Référence de la notice
IA71000458
Nom de la base
Patrimoine architectural (Mérimée)
Producteur
Inventaire
Date de création de la notice
25 mars 2005
Date de dernière modification de la notice
21 septembre 2020
Rédacteur de la notice
Fromaget Brigitte
Mentions légales
© Inventaire général
Désignation de l'édifice
Titre courant
présentation de la commune de Bragny-sur-Saône
Producteur
Inventaire
Localisation au moment de la protection ou de l'étude
Localisation
Bourgogne-Franche-Comté ; Saône-et-Loire (71) ; Bragny-sur-Saône
Précision sur la localisation
Anciennement région de : Bourgogne
Aire d'étude pour le domaine de l'Inventaire
Verdun-sur-le-Doubs
Historique de l'édifice
Description historique
Des fouilles effectuées près de la Saône, en face de Verdun, aux lieux-dits La Faux et Sous Moussière ont révélé un important site hallstattien dont l'activité industrielle des occupants est attestée par de grandes quantités de scories de fer et de bronze, des vestiges de bas-fourneaux et des outils divers ; des débris de coupes attiques, d'amphores vinaires et de flacons en verre polychrome replacent le site de Bragny dans le courant commercial établi à l'époque entre l'Europe nord-occidentale et le monde méditerranéen.

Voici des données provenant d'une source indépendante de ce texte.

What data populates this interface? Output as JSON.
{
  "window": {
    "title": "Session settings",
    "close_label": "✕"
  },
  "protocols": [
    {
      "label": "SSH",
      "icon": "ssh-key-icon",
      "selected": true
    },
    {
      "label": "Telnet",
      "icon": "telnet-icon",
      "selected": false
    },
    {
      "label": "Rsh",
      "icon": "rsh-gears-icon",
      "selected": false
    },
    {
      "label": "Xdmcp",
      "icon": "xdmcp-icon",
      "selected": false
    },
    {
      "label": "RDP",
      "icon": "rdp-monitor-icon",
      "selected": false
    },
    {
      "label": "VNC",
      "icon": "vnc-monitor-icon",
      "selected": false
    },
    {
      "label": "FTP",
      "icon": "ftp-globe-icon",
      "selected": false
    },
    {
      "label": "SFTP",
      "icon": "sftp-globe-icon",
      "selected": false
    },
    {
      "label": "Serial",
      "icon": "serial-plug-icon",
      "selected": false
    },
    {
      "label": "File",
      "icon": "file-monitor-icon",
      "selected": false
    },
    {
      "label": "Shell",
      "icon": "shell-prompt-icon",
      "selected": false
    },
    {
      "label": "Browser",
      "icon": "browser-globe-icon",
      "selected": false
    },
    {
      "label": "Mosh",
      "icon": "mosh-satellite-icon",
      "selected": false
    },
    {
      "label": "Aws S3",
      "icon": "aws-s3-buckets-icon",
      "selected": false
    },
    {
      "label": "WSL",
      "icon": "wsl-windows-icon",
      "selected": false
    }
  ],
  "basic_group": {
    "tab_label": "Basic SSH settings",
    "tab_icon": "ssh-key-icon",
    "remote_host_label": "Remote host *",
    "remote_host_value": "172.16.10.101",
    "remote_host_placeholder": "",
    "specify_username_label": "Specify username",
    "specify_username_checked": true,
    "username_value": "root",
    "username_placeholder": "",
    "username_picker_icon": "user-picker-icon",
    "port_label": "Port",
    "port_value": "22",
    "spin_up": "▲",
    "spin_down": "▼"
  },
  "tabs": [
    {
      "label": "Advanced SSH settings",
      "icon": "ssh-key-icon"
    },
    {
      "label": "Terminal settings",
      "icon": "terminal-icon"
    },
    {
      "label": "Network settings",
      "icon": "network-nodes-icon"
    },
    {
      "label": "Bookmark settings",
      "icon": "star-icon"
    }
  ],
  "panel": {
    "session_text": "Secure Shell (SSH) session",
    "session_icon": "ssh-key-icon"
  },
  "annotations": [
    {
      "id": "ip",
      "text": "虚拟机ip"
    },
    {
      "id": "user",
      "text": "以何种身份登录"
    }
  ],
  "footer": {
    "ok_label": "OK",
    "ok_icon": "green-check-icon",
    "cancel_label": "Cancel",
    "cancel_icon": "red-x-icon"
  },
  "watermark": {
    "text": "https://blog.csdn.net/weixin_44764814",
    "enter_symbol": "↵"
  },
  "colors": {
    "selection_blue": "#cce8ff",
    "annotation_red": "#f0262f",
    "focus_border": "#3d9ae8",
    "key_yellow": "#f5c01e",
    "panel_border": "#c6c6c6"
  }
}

Le hameau de la Barre est situé sur l'ancienne voie romaine de Verdun à Dijon, le toponyme désigne aussi un ancien moulin sur un bras de la Dheune. Pondrevaux doit son nom au pont qu'empruntait un chemin reliant les deux voies anciennes de Langres et de Dijon. Bragny est mentionné au 12e siècle dans un cartulaire de l'évêché de Chalon, puis en 1273 lors de la reprise de fief de Guy de Verdun. Le duc acquiert Bragny en 1367, Jacques Bouton de Corberon l'achète en 1461 et, en 1553, il passe par mariage à Claude de Thiard de Bissy, frère de l'évêque Ponthus ; le domaine reste dans cette famille jusqu'en 1816. Le vignoble mentionné au 18e siècle par Coutépée est encore présent au début du 20e siècle où 50 hectares produisent encore un vin blanc sec donnant lieu à un commerce de vins et faisant travailler un tonnelier. Les premières manifestations de l'exode rural, apparues dès le milieu du 19e siècle, s'accélèrent avec la crise du phylloxéra en 1886-1887.